Reviewed by: Alessia Belsito-Riera

In the light of day, A Big Bold Beautiful Journey feels like a fever dream, but in the moment, in the darkness of the cinema, it feels like a portal to a world where reality is brighter, better, and unbound by the laws of physics.

Written by Seth Reiss (The Menu) and directed by esteemed film analyst and essayist Kogonada, A Big Bold Beautiful Journey begins unassumingly at The Car Rental Agency, where David (Colin Farrell) is renting a 1994 Saturn SL to get to a wedding hundreds of miles away. A rather persistent Phoebe Waller-Bridge and philosophical Kevin Kline strongly suggest he get the GPS. After meeting Sarah (Margot Robbie) at the wedding, then again at a burger joint, and again when her rented 1994 Saturn SL won’t start and his GPS instructs him to pick her up, they embark on a roadtrip through magical doors that lead to defining moments from their pasts.
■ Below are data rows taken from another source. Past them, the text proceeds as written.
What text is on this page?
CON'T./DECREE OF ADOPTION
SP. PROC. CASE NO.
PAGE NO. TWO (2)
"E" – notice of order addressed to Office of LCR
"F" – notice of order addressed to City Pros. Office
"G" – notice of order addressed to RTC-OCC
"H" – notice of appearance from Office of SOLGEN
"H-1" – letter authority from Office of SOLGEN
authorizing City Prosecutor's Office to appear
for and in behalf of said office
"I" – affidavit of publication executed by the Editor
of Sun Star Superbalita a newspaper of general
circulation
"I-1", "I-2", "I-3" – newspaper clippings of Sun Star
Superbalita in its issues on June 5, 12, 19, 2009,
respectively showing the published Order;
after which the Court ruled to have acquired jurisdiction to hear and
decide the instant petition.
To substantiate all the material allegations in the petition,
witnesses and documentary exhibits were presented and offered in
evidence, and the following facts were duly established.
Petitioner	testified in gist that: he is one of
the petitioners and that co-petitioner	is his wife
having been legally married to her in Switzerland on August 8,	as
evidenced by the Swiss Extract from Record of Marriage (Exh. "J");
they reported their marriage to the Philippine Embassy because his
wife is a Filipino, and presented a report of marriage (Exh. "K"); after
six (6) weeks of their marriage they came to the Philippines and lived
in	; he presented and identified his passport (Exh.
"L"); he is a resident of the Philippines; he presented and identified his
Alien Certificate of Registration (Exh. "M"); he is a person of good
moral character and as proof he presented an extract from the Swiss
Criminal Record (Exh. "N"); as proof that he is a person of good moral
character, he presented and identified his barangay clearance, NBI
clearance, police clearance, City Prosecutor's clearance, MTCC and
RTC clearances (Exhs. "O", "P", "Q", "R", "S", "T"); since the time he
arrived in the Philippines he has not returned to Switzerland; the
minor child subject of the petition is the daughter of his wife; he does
Propped up by the consummate professionals that are Farrell and Robbie, the film is rich in symbolism, though it’s at times hard to grasp. Katie Byron’s production design is intricate, ethereal, enchanting, the cinematography (Benjamin Loeb) so vivid and alive it feels like you could reach out and grab the door handles yourself. Costume designer Arjun Bhasin’s colour choices definitely indicate something too, but I can’t quite put my finger on what.

I’d like to disclaim that when it came to the very divisive La La Land, I was in the ‘huge fan’ camp. I say this because I foresee A Big Bold Beautiful Journey experiencing a similar reception: either you love it, or you hate it. Why? Because it wades through the messy parts of life without balancing them out with redeeming character arcs or full-circle moments. It is firmly nestled into magical realism insofar that simultaneously nothing and everything happens; it seems to lead up to a big revelation and yet the story hardly progresses outside of pitstops and detours. If, in the paraphrased words of David, you hope to come to some grand conclusion about your life, you won’t like the movie, because, at the end, you’re left with very little except perhaps the feeling that you’ve just experienced something big, bold, and beautiful.